Bashir Yamini

No. 84, 18, 10
- Position: Wide receiver

Personal information
- Born: September 10, 1977 (age 48) Dolton, Illinois
- Height: 6 ft 3 in (1.91 m)
- Weight: 190 lb (86 kg)

Career information
- High school: Dolton (IL) Thornridge
- College: Iowa
- NFL draft: 2000: undrafted

Career history
- Denver Broncos (2000)*; Tennessee Titans (2000); Dallas Cowboys (2001); Carolina Panthers (2002–2003)*; Ottawa Renegades (2004-2005);
- * Offseason and/or practice squad member only
- Stats at Pro Football Reference

= Bashir Yamini =

American gridiron football player (born 1977)

Bashir Jihad Yamini (born September 10, 1977) is an American former football wide receiver. He played for the Tennessee Titans in 2000.

==Biography==
Yamini was an accomplished track and field athlete at the University of Iowa from 1996-1999. Competing for the Iowa Hawkeyes track and field team, Yamini won the 1998 long jump at the NCAA Division I Indoor Track and Field Championships with a jump of 7.93 meters. He played football for the Hawkeyes from 1997-1999. He didn’t make a catch in 1997. In the 1998 season, he finished the year with 31 receptions for 317 yards and no touchdowns. In the 1999 season, he finished with 26 receptions for 348 yards and one touchdown.

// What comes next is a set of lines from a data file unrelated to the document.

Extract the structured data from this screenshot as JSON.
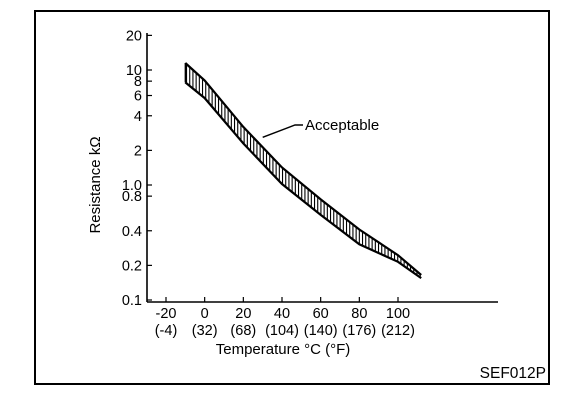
{
  "chart_data": {
    "type": "area",
    "xlabel": "Temperature °C (°F)",
    "ylabel": "Resistance kΩ",
    "y_scale": "log",
    "xlim": [
      -30,
      150
    ],
    "ylim": [
      0.1,
      20
    ],
    "x_ticks": [
      {
        "value": -20,
        "celsius": "-20",
        "fahrenheit": "(-4)"
      },
      {
        "value": 0,
        "celsius": "0",
        "fahrenheit": "(32)"
      },
      {
        "value": 20,
        "celsius": "20",
        "fahrenheit": "(68)"
      },
      {
        "value": 40,
        "celsius": "40",
        "fahrenheit": "(104)"
      },
      {
        "value": 60,
        "celsius": "60",
        "fahrenheit": "(140)"
      },
      {
        "value": 80,
        "celsius": "80",
        "fahrenheit": "(176)"
      },
      {
        "value": 100,
        "celsius": "100",
        "fahrenheit": "(212)"
      }
    ],
    "y_ticks": [
      {
        "value": 20,
        "label": "20"
      },
      {
        "value": 10,
        "label": "10"
      },
      {
        "value": 8,
        "label": "8"
      },
      {
        "value": 6,
        "label": "6"
      },
      {
        "value": 4,
        "label": "4"
      },
      {
        "value": 2,
        "label": "2"
      },
      {
        "value": 1.0,
        "label": "1.0"
      },
      {
        "value": 0.8,
        "label": "0.8"
      },
      {
        "value": 0.4,
        "label": "0.4"
      },
      {
        "value": 0.2,
        "label": "0.2"
      },
      {
        "value": 0.1,
        "label": "0.1"
      }
    ],
    "band": {
      "name": "Acceptable",
      "upper": [
        {
          "x": -10,
          "y": 11.5
        },
        {
          "x": 0,
          "y": 8.1
        },
        {
          "x": 20,
          "y": 3.2
        },
        {
          "x": 40,
          "y": 1.42
        },
        {
          "x": 60,
          "y": 0.75
        },
        {
          "x": 80,
          "y": 0.41
        },
        {
          "x": 100,
          "y": 0.245
        },
        {
          "x": 112,
          "y": 0.165
        }
      ],
      "lower": [
        {
          "x": -10,
          "y": 7.8
        },
        {
          "x": 0,
          "y": 5.7
        },
        {
          "x": 20,
          "y": 2.3
        },
        {
          "x": 40,
          "y": 1.02
        },
        {
          "x": 60,
          "y": 0.55
        },
        {
          "x": 80,
          "y": 0.305
        },
        {
          "x": 100,
          "y": 0.215
        },
        {
          "x": 112,
          "y": 0.155
        }
      ]
    },
    "annotation": {
      "text": "Acceptable",
      "target": {
        "x": 30,
        "y": 2.6
      }
    },
    "reference_code": "SEF012P",
    "grid": false
  }
}
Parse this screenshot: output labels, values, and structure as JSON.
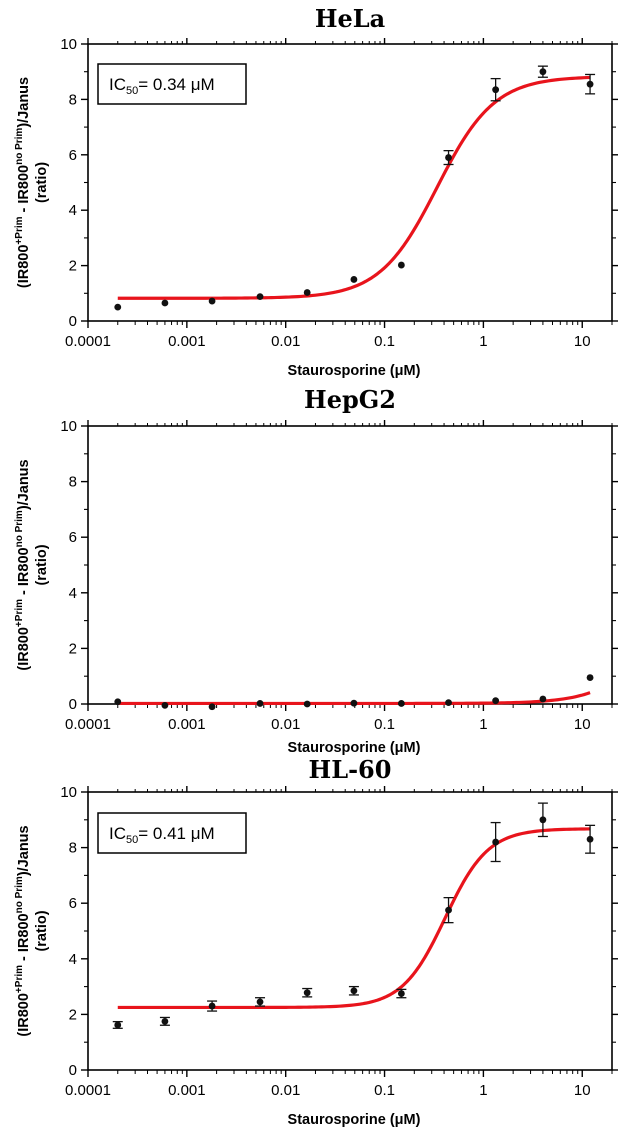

Yamini was signed on April 17, 2000, by the Denver Broncos after going undrafted in the 2000 NFL draft. He was waived by the Broncos and then acquired by the Tennessee Titans on August 29, 2000. He only appeared in six games that season, and wasn’t a starter. He was targeted once throughout the season. He also played for the Dallas Cowboys and the Carolina Panthers, but never in a regular season game for either team. He had a brief stint with the Ottawa Renegades in 2004 and was signed again on February 10, 2005. He was released by the Renegades as a part of their final roster cuts on June 18, 2005.